紧张地吞下口水的敏次,听到公任虚弱地说:



「对不起,老实说,我也不太清楚。」



行成瞠目而视,逼问垂头丧气的公任。



「你不清楚?这到底是怎么回事?公任大人。」



「傍晚的阳光照进来,看不清楚书库里的状况。你也知道吧?黄昏时,东西怎么样都看不清楚。」



在橙色光线的照射下,人会被不同于的某种氛围困住,感觉错乱,原本轮廓清晰的东西也变得模糊了。

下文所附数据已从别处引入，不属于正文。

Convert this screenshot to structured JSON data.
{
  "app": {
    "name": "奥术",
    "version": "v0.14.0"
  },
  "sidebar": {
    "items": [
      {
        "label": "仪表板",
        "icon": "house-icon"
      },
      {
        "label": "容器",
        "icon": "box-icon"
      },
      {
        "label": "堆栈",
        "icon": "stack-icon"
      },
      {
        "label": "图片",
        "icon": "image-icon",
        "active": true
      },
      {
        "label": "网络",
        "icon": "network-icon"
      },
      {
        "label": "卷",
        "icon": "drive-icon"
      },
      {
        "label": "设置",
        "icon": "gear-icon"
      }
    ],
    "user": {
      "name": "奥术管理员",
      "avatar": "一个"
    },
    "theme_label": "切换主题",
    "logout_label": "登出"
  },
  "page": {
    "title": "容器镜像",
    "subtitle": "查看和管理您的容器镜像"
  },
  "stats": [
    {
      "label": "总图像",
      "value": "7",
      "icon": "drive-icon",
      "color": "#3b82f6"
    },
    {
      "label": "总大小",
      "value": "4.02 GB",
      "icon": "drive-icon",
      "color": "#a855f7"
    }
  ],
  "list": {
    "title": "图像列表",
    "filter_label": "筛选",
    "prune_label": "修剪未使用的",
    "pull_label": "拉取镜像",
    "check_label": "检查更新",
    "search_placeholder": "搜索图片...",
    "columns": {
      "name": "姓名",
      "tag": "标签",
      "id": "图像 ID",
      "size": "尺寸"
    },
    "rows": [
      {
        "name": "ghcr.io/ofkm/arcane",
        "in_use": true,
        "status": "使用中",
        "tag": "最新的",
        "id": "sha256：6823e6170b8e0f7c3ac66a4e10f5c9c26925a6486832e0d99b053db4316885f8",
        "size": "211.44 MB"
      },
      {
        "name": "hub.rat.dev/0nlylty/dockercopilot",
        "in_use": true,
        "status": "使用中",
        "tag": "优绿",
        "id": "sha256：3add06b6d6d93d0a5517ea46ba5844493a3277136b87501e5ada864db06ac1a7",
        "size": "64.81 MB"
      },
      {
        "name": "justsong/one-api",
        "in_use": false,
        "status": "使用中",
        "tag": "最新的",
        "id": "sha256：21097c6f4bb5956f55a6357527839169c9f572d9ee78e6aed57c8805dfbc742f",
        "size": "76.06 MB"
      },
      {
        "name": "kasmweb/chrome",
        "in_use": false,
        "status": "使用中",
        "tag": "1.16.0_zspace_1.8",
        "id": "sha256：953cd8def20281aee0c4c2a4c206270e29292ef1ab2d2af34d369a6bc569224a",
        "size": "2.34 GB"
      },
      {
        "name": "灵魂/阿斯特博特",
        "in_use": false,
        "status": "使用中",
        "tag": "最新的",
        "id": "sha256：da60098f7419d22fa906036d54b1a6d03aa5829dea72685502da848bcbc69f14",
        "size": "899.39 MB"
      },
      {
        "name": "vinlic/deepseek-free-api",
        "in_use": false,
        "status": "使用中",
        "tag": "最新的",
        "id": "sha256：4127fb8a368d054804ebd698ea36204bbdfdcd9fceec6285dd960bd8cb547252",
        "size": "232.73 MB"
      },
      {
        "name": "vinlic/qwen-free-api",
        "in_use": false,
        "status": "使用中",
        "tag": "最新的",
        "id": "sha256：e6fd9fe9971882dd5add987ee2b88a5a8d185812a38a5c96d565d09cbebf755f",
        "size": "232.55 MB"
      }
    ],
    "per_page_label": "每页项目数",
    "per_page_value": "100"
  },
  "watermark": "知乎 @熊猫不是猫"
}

他说的这些话都可以理解。黄昏时,视线的确会变得不清楚。



「可是,应该知道直丁昌浩有没有袭击公任大人吧?」



「不知道。」公任无力地摇着头,脸部表情纠结。



「可能是失血过多……我想不起来当时的事了。」



他们的确待在书库里。他记得他有话要跟昌浩说,但不记得那之后的事了。



意识茫然,模糊不清。



就像是被黄昏魅惑了般,应该看的见的东西也看不见了。记忆蒙上一层雾气,偏偏就只有那一块朦胧不清。



「有东西……撞击我这边……」



公任按着受伤的地方,试着唤醒自己的记忆。



「从下面……咚地撞过来,起初我不知道发生了甚么事,所以……」



说到一半,面无血色的公任抱住头,低声嘟嚷起来,额头直冒冷汗。看起来不像是痛,而是用脑过度。



「对不起,我再也想不起来了……」



哀痛的话语,证明他绝对不是在说谎。



敏次在膝上紧紧握住双拳,茫然若失。



怎么会这样呢?他一直以为,等公任醒来,真相就会大白。只要公任说明当时发生了甚么事,就能证明昌浩没有杀人。



他这么深信不疑。



所有希望都寄托在他们胸有成竹的公任的证言上,现在全都破灭了。



没有取得证言,万一皇后出甚么状况,就不能证明昌浩的清白了。



行成扭头往后看一眼面如白纸的敏次,他自己也被无计可施的绝望击垮了。



「真的……很抱歉……」



公任的道歉听起来很有诚意。



敏次茫然想着,公任不记得当时的事,却可以用这样的语气谈论昌浩,可见昌浩应该没有加害于他吧?



但这只是敏次的期望,不能成为铁证。



这件事该怎么告诉安倍家的人呢?敏次的心情十分低落,只能行礼致意,完全说不出任何慰问公任的话。



行成确定再也问不出甚么,便起身告辞。



公认谢谢他来探病,也为自己不能送行道歉。



临走时,敏次突然问公任一件事。



「公任大人,请问您怎么会想找昌浩谈事情呢?」



公任似乎被问得哑口无言。



稍微思考一下后,他自己也百思不得其解地歪着头说:



「是啊,为什么呢……」



「如果您不介意的话,想起来后可以告诉我吗?」



公任欣然答应了敏次的要求。



在牛车摇晃前进中,行成疑惑地问:



「敏次,你为什么问公任那种事?」



眉头深锁的敏次,喃喃说道:



「没甚么特别的理由……」



真的只是突然想到,没有任何用意。